While family history increases risk, it's not destiny. Aggressive risk factor modification can significantly reduce your chances of developing heart disease. Studies show lifestyle changes and appropriate medical therapy can offset much of the inherited risk. Early awareness enables early action.

The Mediterranean diet consistently shows cardiovascular benefits: abundant fruits, vegetables, whole grains, legumes, nuts, olive oil, moderate fish and poultry, limited red meat and processed foods. Dr. Naidoo helps adapt these principles to South African cuisine and personal preferences.

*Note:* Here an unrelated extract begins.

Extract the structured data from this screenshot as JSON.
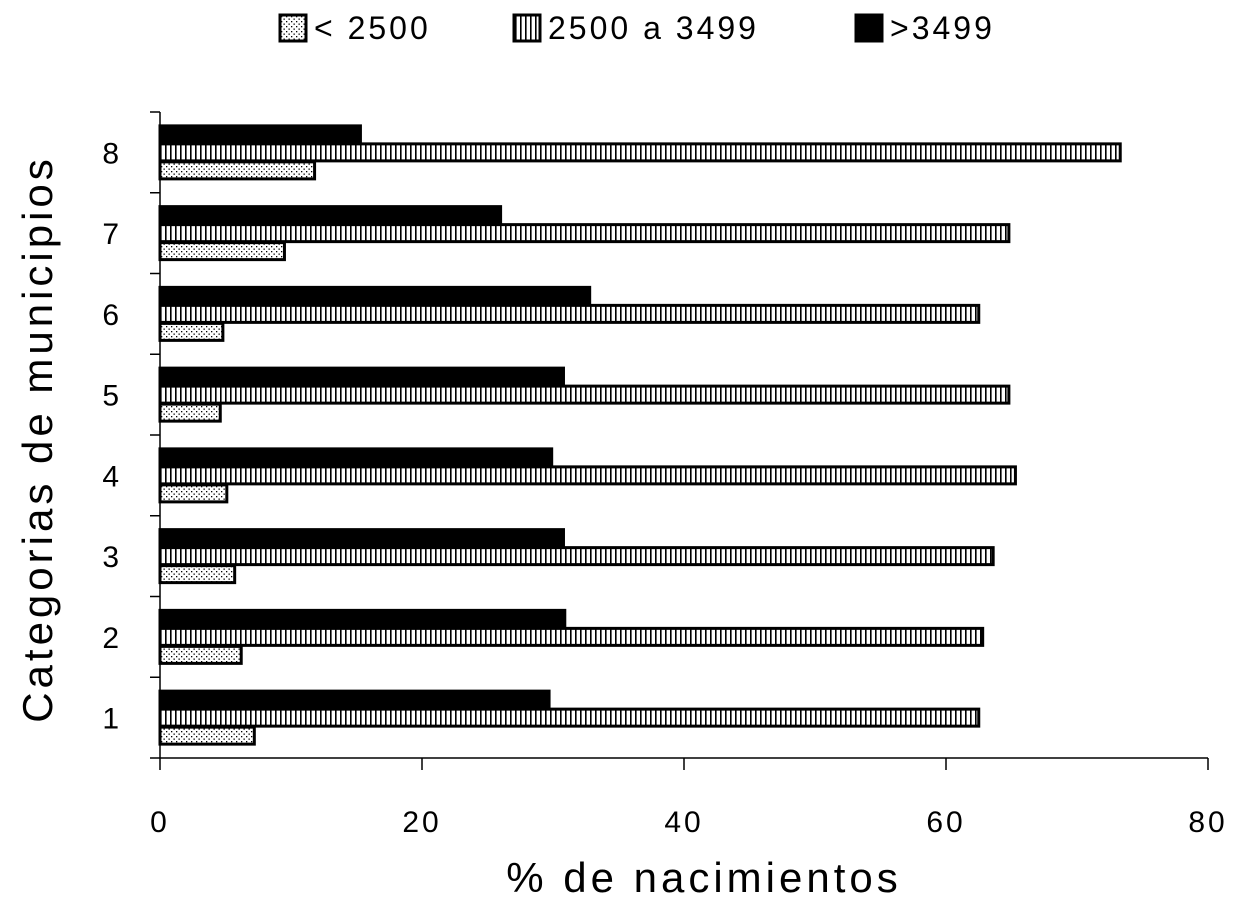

Guidelines recommend 150 minutes of moderate-intensity exercise weekly (30 minutes, 5 days) or 75 minutes of vigorous exercise. This can be broken into shorter sessions. Strength training twice weekly adds benefit. Dr. Naidoo provides personalised exercise prescriptions based on your fitness and health status.

Most people obtain sufficient nutrients from a balanced diet. However, specific supplements may benefit certain individuals: omega-3 for high triglycerides, vitamin D for deficiency, or CoQ10 with statins. Dr. Naidoo advises on evidence-based supplementation rather than unnecessary products.